California’s new law makes it easier for consumers to request the deletion of their data

Prior laws required Californians to contact each individual company.

PATRICK T. FALLON via Getty Images

California is officially the first state to pass a law streamlining personal data removal. On October 10, Governor Gavin Newsom signed SB 362, known as the Delete Act, into law, requiring the California Privacy Protection Agency (CPPA) to create and roll out a tool allowing state residents to request that all data brokers delete their information. There are nearly 500 registered data brokers in California.

Advocates for the bill painted it as a necessary protection. “Data brokers possess thousands of data points on each and every one of us, and they currently sell reproductive healthcare, geolocation, and purchasing data to the highest bidder,” Senator Josh Becker, author of the bill, said in a statement. “The Delete Act protects our most sensitive information.”

Current privacy laws allow Californians to make this request, but they must contact each company, and it can be denied.

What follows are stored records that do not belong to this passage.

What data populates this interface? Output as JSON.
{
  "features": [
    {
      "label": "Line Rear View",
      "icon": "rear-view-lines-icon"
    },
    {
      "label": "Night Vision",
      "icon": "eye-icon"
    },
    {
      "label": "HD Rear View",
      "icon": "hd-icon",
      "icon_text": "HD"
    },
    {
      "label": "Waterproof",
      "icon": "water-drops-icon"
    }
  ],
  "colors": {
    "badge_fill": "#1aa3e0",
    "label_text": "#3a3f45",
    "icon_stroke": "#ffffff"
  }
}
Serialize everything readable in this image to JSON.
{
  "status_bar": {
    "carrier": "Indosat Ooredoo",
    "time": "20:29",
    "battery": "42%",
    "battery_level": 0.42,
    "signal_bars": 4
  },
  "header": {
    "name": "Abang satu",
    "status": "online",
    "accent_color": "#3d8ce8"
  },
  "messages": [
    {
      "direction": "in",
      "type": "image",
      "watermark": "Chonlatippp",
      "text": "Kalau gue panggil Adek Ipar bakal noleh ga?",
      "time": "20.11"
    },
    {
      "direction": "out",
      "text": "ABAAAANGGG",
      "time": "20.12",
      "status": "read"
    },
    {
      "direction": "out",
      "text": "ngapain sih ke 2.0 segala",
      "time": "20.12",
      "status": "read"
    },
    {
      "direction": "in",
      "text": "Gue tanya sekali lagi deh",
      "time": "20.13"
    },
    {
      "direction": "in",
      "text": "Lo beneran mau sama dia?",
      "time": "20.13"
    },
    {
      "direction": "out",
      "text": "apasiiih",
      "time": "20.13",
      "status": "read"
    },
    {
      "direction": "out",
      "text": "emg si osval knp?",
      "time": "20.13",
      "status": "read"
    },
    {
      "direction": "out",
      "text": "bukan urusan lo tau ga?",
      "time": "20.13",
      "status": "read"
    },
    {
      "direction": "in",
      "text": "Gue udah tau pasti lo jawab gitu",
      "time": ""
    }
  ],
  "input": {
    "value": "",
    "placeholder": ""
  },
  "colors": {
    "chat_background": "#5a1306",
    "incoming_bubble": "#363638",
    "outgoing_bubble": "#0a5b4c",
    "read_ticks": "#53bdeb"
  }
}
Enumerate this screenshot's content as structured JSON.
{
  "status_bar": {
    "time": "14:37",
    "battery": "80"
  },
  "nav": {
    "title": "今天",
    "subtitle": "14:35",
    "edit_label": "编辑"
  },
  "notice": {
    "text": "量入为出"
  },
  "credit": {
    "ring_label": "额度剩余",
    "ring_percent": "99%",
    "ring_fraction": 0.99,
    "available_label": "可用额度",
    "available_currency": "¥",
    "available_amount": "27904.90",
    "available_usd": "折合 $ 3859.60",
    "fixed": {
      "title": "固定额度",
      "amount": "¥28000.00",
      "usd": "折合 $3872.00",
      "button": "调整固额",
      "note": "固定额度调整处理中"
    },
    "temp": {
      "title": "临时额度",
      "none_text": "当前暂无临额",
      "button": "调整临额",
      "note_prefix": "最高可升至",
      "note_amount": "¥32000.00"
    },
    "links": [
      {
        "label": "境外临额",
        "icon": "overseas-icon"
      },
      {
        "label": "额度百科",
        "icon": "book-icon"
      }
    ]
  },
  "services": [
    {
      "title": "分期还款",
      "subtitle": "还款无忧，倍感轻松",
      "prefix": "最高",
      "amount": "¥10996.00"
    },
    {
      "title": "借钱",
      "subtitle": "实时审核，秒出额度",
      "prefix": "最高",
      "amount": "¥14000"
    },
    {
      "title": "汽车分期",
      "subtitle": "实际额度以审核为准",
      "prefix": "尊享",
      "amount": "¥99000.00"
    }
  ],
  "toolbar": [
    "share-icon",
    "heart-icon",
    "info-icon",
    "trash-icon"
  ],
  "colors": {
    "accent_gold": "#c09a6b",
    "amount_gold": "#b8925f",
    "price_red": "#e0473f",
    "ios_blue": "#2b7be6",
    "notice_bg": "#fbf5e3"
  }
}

The CPPA has until 2026 to build the necessary system and has the authority to charge brokers to use it. Under the Delete Act, each broker must register with the CPPA and fulfill deletion requests every 45 days or risk facing a penalty such as a fine. Third-party compliance audits are set to begin in 2028 and occur every three years moving forward.

The Delete Act met opposition from organizations such as the Association of National Advertisers, which voiced concerns about schemes that charge consumers exorbitant amounts of money to delete their data and small businesses or non-profits being unable to reach their target audience without this detailed information.